So how would you turn around a medium-sized media company like this one? Here’s one plan from VCs Harbinger [Big HT: Juan Giner]:
Restart Broadcast Division
- Implement substantial increase in management attention and higher standards given its severe underperformance relative to peers
- Pursue duopolies
- Pursue cable retransmission consent opportunities
- Reduce spending and apply more scrutiny to cost/benefit and payback analysis
- Be opportunistic but disciplined with future acquisitions and divestitures
Improve Publishing Division
- Cut costs more aggressively
- Implement higher standards given its underperformance
- Reduce spending and apply more scrutiny to cost/benefit and payback analysis
- Be opportunistic but disciplined with future acquisitions and divestitures
- Most urgently, consider alternatives for Florida market properties
Refocus the Online/Interactive Strategy
- Exit non-core businesses…
- Avoid further acquisitions of non-core online ventures that require national platform or brand to maximize value or that don’t provide unique strategic synergy
- Focus instead on enhancing the websites of the company’s core television and newspaper properties to directly leverage and magnify their content, reach and value and produce meaningful incremental cash flows
What did the CEO of the company think of the scheme (my italics)?

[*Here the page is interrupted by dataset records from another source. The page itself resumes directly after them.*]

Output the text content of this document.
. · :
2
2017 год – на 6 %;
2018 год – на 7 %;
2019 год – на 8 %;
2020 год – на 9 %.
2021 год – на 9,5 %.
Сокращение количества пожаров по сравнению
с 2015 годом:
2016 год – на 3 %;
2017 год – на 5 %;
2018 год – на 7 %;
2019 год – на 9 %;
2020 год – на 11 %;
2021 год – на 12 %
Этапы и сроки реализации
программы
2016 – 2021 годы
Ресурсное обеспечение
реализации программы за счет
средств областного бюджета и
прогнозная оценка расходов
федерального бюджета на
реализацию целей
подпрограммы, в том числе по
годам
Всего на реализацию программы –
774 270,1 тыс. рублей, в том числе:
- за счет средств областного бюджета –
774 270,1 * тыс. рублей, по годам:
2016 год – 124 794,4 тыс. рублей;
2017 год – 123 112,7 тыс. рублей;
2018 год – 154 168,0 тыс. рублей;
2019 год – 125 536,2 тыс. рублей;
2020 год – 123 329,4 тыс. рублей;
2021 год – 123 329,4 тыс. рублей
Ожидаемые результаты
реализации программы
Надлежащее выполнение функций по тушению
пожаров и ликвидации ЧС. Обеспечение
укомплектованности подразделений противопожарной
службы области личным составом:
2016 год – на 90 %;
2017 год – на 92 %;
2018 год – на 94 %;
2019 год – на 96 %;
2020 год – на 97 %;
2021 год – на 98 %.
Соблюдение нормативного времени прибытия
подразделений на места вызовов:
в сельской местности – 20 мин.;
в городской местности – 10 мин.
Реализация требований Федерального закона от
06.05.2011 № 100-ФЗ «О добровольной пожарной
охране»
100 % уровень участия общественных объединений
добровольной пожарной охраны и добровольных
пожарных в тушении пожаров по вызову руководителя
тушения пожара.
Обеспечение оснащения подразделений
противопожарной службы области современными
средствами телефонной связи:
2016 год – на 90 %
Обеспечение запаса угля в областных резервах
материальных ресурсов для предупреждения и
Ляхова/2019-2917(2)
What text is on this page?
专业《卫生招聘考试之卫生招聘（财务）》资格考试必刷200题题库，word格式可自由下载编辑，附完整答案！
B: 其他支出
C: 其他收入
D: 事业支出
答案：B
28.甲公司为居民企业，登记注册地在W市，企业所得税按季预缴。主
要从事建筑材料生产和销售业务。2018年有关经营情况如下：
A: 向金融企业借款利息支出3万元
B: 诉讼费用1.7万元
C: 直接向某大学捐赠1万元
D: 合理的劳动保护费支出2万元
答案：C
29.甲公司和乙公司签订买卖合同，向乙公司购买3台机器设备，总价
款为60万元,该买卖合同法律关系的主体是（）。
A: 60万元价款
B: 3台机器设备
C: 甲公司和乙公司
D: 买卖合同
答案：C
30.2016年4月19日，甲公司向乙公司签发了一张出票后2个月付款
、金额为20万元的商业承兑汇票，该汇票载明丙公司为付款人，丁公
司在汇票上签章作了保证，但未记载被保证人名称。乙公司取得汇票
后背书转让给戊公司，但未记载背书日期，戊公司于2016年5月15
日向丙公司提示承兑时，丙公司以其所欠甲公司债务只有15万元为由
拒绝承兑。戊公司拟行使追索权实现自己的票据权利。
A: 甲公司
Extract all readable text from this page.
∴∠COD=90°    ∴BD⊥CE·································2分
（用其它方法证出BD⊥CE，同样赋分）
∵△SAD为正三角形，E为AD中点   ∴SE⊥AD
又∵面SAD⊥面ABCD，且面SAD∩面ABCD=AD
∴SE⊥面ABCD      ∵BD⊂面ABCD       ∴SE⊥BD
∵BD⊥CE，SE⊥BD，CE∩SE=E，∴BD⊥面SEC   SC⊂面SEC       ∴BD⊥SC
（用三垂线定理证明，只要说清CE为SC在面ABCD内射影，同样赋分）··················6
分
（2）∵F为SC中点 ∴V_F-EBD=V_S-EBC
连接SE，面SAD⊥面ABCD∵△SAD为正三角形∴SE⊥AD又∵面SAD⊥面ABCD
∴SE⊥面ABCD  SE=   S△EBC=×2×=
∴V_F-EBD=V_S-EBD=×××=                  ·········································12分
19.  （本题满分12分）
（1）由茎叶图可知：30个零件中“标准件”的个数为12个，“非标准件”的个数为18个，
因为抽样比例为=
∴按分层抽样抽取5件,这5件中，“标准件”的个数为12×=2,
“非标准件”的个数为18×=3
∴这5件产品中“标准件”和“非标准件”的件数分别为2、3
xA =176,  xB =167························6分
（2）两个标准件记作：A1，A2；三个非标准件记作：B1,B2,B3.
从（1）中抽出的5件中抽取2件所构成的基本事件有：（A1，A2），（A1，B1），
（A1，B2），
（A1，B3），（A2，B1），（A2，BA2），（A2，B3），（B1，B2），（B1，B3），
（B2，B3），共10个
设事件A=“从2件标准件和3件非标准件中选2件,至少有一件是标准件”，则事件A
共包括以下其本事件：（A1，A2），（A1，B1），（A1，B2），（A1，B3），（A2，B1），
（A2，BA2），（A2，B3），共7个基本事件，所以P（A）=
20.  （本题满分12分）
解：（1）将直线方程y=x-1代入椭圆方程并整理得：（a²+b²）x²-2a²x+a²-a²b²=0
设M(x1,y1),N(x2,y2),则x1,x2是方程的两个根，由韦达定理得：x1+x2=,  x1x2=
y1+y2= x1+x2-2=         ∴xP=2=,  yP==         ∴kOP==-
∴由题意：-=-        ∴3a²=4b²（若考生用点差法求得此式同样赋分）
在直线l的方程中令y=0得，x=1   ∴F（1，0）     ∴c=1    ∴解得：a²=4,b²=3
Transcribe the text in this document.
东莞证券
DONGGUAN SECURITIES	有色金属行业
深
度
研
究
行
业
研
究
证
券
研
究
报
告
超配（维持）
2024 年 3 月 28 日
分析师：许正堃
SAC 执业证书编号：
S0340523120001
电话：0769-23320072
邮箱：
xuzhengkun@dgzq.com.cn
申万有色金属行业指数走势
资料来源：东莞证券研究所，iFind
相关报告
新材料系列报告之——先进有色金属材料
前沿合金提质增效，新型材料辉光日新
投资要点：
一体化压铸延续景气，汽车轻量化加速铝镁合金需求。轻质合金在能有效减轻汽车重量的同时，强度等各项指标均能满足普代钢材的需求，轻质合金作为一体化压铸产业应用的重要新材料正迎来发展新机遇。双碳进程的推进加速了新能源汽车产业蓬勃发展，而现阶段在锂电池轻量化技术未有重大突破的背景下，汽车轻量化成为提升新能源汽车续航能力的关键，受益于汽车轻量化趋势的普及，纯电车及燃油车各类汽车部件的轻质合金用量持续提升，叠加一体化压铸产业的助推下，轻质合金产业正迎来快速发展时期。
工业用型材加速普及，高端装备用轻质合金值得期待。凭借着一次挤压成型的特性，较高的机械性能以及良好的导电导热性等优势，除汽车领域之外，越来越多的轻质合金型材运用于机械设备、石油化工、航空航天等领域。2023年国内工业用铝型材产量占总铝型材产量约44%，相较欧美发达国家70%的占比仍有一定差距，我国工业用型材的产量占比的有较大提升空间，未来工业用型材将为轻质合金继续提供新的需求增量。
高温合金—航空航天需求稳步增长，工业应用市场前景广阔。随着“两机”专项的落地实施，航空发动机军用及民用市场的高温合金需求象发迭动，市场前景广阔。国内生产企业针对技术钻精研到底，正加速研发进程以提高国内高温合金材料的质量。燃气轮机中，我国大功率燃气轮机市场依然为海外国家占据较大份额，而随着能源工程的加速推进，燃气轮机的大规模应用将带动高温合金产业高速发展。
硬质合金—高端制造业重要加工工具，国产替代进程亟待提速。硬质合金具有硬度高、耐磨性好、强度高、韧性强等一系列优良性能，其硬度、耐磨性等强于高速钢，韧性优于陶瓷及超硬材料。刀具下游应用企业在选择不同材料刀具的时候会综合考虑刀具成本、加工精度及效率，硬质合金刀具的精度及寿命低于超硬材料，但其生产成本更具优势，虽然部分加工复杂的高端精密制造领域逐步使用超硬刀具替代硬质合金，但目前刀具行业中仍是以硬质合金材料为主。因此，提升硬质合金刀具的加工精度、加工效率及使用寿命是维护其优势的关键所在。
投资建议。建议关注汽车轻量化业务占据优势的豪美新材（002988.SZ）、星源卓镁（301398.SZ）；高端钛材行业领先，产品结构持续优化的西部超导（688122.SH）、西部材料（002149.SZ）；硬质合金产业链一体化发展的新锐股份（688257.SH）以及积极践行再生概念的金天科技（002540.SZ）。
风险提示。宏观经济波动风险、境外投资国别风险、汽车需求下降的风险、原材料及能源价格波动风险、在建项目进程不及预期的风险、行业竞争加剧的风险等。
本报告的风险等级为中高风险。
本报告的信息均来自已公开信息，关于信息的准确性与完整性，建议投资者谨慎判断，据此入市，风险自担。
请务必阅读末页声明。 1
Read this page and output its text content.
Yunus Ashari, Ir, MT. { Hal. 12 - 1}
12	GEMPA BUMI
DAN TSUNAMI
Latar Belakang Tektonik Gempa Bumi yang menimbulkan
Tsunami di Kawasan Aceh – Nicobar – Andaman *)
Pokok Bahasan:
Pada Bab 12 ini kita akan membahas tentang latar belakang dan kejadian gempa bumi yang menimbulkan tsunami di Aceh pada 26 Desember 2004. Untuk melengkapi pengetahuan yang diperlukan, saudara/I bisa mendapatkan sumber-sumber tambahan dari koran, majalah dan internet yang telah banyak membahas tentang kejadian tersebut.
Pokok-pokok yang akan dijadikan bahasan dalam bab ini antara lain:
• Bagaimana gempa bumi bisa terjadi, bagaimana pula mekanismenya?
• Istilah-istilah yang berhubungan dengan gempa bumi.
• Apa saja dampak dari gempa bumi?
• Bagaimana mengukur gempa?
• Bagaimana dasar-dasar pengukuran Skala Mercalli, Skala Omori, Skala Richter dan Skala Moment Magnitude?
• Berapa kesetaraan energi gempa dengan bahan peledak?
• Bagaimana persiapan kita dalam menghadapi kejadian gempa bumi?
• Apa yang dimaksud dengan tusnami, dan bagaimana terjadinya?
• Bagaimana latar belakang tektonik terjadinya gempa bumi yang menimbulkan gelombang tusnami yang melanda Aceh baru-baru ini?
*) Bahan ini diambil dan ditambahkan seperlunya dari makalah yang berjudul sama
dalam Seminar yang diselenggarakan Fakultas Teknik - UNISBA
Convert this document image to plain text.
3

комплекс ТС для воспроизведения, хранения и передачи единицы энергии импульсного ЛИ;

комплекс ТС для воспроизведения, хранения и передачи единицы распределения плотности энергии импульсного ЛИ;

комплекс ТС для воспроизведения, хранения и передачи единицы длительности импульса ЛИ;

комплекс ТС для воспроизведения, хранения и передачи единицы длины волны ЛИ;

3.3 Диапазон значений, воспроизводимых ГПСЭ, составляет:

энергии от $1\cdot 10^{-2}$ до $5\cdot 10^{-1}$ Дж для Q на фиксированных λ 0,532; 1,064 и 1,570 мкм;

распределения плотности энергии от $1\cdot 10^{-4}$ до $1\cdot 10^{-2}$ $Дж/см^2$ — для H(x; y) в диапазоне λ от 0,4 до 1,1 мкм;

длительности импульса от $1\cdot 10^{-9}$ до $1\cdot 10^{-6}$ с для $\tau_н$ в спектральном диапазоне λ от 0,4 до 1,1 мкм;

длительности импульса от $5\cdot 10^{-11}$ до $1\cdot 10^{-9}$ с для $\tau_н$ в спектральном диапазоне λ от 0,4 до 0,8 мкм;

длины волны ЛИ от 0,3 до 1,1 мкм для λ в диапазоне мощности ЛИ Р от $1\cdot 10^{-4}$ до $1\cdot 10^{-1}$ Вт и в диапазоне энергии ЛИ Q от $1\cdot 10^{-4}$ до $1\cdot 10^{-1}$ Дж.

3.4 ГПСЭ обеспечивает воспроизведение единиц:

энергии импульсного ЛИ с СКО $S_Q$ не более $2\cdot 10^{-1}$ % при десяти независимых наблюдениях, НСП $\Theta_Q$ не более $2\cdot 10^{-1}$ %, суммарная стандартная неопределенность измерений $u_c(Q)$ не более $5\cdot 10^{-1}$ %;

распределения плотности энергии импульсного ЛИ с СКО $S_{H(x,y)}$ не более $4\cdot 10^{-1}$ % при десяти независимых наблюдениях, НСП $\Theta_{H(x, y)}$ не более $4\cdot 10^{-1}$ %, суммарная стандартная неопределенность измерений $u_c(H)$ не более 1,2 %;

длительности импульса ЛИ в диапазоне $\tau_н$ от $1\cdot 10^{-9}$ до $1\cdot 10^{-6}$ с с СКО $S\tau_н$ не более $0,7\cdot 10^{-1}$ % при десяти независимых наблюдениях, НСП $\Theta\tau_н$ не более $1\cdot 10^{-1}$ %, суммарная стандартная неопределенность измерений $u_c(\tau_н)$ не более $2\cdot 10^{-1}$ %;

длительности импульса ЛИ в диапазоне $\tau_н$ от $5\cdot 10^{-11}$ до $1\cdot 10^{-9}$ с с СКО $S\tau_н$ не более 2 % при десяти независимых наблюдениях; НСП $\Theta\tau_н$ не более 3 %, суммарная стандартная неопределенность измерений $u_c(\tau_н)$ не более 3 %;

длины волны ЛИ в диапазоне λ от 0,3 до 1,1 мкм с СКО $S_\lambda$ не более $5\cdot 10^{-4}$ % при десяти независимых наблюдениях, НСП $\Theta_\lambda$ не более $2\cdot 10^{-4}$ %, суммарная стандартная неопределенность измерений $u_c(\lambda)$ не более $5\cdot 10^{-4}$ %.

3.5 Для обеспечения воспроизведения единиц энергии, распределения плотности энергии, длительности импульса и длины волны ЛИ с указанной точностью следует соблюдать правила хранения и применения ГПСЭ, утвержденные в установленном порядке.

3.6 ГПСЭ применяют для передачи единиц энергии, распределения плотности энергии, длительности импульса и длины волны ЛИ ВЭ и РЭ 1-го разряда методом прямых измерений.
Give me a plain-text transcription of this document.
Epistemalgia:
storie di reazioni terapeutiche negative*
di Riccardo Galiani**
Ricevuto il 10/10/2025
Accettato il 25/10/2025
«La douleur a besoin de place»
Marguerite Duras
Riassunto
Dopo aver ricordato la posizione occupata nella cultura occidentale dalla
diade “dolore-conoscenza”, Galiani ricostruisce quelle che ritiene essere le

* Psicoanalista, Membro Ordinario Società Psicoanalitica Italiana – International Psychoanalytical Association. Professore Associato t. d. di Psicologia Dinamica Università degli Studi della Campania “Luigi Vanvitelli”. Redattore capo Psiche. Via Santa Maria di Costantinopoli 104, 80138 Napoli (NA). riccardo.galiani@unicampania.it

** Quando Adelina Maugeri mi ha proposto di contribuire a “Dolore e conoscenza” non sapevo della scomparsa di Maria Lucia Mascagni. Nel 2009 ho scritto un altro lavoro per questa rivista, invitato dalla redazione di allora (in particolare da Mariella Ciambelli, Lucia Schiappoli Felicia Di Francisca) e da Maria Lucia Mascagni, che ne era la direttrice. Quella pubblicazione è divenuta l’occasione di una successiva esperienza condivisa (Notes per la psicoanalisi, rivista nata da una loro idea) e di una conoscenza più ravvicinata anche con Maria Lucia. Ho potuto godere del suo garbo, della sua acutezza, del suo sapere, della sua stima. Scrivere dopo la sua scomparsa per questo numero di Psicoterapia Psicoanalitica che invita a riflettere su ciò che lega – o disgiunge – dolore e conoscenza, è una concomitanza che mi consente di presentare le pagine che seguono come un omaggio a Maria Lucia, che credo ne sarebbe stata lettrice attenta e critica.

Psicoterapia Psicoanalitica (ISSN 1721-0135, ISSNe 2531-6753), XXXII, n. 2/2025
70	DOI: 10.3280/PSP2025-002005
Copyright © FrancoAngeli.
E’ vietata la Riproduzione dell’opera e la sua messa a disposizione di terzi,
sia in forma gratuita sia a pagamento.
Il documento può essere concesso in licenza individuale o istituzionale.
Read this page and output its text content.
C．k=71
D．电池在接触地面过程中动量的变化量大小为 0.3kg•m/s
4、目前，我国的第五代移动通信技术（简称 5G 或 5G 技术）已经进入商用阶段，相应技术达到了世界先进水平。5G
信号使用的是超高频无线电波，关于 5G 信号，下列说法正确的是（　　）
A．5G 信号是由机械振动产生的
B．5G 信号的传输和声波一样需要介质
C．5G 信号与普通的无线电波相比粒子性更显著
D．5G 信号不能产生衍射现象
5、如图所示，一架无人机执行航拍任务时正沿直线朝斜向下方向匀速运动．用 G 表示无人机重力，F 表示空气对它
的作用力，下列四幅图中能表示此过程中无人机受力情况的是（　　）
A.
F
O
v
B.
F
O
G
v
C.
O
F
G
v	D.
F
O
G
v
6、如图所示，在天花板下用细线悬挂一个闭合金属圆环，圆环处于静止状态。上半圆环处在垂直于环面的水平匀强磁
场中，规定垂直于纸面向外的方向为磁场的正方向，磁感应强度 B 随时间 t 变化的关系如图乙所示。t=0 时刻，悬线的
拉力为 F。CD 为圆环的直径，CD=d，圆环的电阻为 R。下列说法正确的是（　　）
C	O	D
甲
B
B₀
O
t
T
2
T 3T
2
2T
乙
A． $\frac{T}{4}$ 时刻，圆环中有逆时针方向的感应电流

There isn’t any question that media companies are currently out of favor on The Street. Media General gets painted with the same brush as the rest. People are concerned, more than anything, about the effect of the Internet on advertising budgets and the need for consumers to subscribe to a newspaper, or buy it at a newsstand, in order to have access to local news and information, including advertisers’ messages, and including classified ads.
Well, that model has shifted, and I think we’ve now mostly taken our hits on that. But, importantly, we believe that the “audience aggregation” model remains very solid, and we think we’re gaining additionally on our ability to deliver segments of our local markets to advertisers, precisely because of the new opportunities presented by the Internet and the ease of entry for new products that goes with it.
So cut and burn plays dark whistling desperation. Choices, choices.
3 responses to “Media Strategy 101”
Hi Adrian,
Thanks for this post – very useful in the context of the Reed Elsevier divestment on Reed Business as it gives some pointers to what the staff can expect to see post-divestment.
I’d be interested to hear your thoughts about the RBI sale?
http://divestmentwatch.blogspot.com/2008/04/media-strategy-101.html
Crispin Davis hasn’t exactly given the RBI a ringing endorsement…ad revenues suck and they’re cyclical (or was that terminal?).
I would guess they’ll break it up and flog off the bits.
Looks like Rafat Ali’s sources over at PaidContent agree with your assessment… http://divestmentwatch.blogspot.com/2008/04/breakup-rumour-continues-to-circulate.html
Having only been with the company 2.5yrs, and being in a 100% online non-content publishing area, I am still curious as to if the RBI & RE management got the print to online migration strategy wrong or they are simply victims of market forces.
I would kill to read a well thought out analysis of this from someone that understands the B2B publishing market.